Is first one IBM template ? I am providing both in case first is relevant.

Here is the info:

uvodbc.config:
------------------
[ODBC DATA SOURCES]
<localuv>
DBMSTYPE = UNIVERSE
network = TCP/IP
service = uvserver
host = 127.0.0.1
<CDXA>
DBMSTYPE = ODBC

.odbc.ini
-----------
[DB2 Wire Protocol]
Driver=/IBM/InformationServer/Server/branded_odbc/lib/VMdb225.so
Description=DataDirect DB2 Wire Protocol Driver
AddStringToCreateTable=
AlternateID=
Collection=OS/390 and AS/400 (Remove for DB2 UDB)
Database=DB2 UDB (Remove for OS/390 and AS/400)
DynamicSections=100
GrantAuthid=PUBLIC
GrantExecute=1
IpAddress=DB2 server host
IsolationLevel=CURSOR_STABILITY
Location=OS/390 and AS/400 (Remove for DB2 UDB)
LogonID=
Password=
Package=DB2 package name
PackageOwner=
TcpPort=DB2 server port
WithHold=1

[CDXA]
QEWSD=41102
Driver=/IBM/InformationServer/Server/branded_odbc/lib/VMdb225.so
Description=DataDirect DB2 Wire Protocol Driver
AddStringToCreateTable=
AlternateID=
Collection=
Database=CDXA
DynamicSections=100
GrantAuthid=PUBLIC
GrantExecute=1
IpAddress=<iCauseHavoc> *changed to protect innocent corp
IsolationLevel=CURSOR_STABILITY
Location=
LogonID=
Password=
Package=CDXA
PackageOwner=
TcpPort=60098
WithHold=1

----------------------------------

ray.wurlod · Post by **ray.wurlod** » Fri Jan 25, 2013 4:01 pm

Yes, the first is the prototype for DB2 Wire Protocol connections. This is in .odbc.ini when the product is installed. The other entry was added at, and is specific to, your site.

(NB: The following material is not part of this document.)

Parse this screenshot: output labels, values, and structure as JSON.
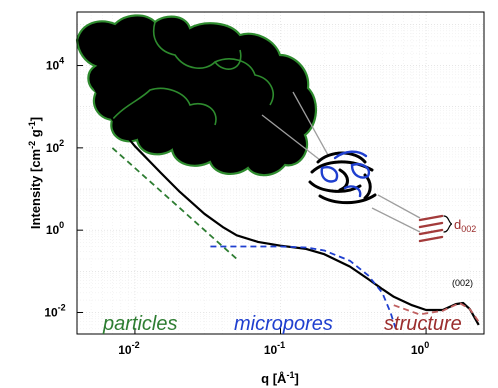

The entry in uvodbc.config simply makes the DSN visible and identifies it as "true" ODBC or "UniVerse" using ODBC protocols.

zaino22 · Post by **zaino22** » Sun Mar 24, 2013 6:02 pm

IBM suggested to use Partition with min and max values, which only hit around 6K rows with 4 nodes and did not reach the legacy DS version throughput 10,000 rows/sec. Previously, I had hit 7500 rows/sec with partition Modulus option, and later on with 8 nodes, I hit around 13k rows/sec. Recently IBM suggested the same, increase number of nodes, which I had already tried so nothing new.

Still couldn't figure out why new version could not match (let alone beat) legacy version on same number of nodes.

Thank you everyone who pitched in their ideas and tried to be helpful.